Sylvia-Yvonne Kaufmann ist zwar Wagenknechts Parteifreundin, doch darüber hinaus haben beide wenig gemein. Während Wagenknecht die reine Lehre verficht, kritisiert Kaufmann nur einzelne Punkte der Europäischen Verfassung. Die 51-Jährige streitet seit 1999 für mehr Einfluss des EU-Parlaments. Im vergangenen Frühjahr war sie federführend an einem Entschließungsantrag beteiligt, der die mächtige EU-Kommission hindern sollte, bereits in erster Lesung beratene Gesetzentwürfe zurückzuziehen.

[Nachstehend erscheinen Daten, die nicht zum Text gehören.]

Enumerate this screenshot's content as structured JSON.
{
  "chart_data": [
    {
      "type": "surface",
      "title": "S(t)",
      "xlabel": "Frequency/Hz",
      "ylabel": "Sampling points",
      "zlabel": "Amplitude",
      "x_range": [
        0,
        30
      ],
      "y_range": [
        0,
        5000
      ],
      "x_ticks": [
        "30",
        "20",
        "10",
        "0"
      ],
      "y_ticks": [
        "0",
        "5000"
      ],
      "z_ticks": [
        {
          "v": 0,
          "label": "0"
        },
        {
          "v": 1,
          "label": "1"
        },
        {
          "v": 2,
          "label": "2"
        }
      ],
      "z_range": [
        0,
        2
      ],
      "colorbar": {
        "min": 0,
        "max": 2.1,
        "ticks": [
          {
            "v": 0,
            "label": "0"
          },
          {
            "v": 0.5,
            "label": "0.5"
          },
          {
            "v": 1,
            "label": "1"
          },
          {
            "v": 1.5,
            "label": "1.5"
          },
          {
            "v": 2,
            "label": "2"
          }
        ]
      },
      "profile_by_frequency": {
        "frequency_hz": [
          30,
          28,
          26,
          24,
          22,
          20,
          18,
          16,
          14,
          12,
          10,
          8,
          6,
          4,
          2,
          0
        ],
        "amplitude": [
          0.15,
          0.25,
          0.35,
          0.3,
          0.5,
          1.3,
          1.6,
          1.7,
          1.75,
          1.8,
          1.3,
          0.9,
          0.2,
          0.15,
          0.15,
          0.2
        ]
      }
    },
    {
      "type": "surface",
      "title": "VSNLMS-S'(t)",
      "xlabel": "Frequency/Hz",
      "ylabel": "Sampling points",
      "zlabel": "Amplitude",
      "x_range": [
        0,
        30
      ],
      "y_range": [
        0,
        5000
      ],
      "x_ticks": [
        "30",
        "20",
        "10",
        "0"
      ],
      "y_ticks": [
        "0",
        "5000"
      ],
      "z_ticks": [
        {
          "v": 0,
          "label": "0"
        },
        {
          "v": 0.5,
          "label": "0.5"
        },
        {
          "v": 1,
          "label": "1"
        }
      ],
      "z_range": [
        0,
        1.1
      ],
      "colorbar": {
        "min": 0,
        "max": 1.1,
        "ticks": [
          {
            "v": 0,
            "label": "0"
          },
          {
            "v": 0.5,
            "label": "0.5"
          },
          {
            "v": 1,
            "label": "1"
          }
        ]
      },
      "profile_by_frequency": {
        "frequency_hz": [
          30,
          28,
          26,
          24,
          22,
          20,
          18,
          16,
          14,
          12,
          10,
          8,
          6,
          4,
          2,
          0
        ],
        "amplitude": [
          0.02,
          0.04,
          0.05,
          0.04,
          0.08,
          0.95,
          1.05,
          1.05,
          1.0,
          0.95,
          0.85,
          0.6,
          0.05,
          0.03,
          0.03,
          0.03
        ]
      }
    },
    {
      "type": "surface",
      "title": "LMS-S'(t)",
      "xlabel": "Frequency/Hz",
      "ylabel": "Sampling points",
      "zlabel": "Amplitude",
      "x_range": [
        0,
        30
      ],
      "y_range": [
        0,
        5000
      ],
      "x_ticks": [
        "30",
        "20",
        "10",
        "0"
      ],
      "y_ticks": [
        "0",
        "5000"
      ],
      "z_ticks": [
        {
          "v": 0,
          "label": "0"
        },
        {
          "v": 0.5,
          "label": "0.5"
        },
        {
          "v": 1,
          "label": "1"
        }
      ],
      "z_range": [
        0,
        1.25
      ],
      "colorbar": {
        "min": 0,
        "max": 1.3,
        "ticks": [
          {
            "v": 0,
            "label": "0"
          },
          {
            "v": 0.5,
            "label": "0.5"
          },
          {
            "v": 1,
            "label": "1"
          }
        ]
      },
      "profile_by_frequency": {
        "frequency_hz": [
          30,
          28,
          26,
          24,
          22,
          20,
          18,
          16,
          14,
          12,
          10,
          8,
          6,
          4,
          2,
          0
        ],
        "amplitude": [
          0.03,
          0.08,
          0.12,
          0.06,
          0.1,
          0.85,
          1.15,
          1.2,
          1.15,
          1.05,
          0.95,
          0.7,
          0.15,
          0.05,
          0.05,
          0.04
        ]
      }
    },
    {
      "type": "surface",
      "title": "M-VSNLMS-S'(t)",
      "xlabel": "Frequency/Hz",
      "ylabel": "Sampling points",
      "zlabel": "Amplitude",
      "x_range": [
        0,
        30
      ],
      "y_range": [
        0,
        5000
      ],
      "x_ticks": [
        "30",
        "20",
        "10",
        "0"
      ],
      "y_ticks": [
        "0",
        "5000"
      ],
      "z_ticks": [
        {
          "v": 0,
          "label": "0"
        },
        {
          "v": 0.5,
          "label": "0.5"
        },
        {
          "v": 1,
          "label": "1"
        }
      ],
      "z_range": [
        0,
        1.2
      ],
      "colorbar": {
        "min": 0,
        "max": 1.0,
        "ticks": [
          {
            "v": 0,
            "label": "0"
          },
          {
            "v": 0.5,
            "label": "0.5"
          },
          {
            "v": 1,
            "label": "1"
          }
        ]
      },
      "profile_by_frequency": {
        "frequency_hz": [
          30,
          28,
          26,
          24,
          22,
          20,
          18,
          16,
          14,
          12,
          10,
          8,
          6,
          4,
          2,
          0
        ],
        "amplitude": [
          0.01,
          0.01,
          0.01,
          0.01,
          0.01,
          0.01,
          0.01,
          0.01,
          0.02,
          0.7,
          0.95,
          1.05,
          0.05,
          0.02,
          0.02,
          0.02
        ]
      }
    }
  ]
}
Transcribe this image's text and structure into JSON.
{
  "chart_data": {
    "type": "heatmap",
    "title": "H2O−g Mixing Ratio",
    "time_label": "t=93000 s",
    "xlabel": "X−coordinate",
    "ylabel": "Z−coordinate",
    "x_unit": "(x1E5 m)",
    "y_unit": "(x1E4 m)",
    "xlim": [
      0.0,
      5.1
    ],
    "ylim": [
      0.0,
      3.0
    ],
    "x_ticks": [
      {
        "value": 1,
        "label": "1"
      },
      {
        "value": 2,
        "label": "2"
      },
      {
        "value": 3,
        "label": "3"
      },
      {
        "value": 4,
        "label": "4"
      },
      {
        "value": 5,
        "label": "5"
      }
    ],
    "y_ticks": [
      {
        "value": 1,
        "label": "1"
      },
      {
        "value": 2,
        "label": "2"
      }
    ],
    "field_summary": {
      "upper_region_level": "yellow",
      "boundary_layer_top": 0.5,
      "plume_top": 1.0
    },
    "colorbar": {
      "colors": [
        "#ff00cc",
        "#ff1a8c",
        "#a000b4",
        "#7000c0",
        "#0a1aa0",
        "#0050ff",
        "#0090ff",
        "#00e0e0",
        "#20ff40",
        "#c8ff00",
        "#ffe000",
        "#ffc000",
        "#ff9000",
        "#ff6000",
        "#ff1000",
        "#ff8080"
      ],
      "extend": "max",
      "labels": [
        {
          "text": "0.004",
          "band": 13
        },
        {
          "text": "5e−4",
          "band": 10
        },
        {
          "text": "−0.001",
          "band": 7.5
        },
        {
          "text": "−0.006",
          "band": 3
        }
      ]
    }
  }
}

Der Grüne Michael Cramer hat sich in seinen zweieinhalb Jahren im Europäischen Parlament einen Namen als Verkehrspolitiker gemacht. In seinen 15 Jahren als Mitglied des Abgeordnetenhauses sorgte er für einen Radweg entlang dem Verlauf der Berliner Mauer. Heute will der 57-Jährige diese Idee auf europäischer Ebene fortsetzen: mit einem „Iron Curtain Trail“ vom nördlichen Eismeer bis ans Schwarze Meer. Seit 2006 fördert die EU den 6.000 Kilometer langen Radweg als „Beispiel sanfter Mobilität und als Symbol der Wiedervereinigung Europas“.

Neu im Europa-Quintett ist der CDU-Mann Roland Gewalt. Der 48-Jährige tauschte mit seinem Landeschef Ingo Schmitt nach der Bundestagswahl im September 2005 die Posten. Schmitt verließ nach sechs wenig nennenswerten Jahren in Brüssel das Europaparlament in Richtung Berlin. Das traf sich gut, hatte der stramm konservative Innenpolitiker Gewalt bei der Wahl doch sein Bundestagsmandat verloren. Als Nachrücker für Schmitt zog der Reinickendorfer ins Europäische Parlament ein. Wäre der Scherz an dieser Stelle nicht gar zu unvermittelt, ließe sich sagen: Gewalt ist manchmal doch eine Lösung.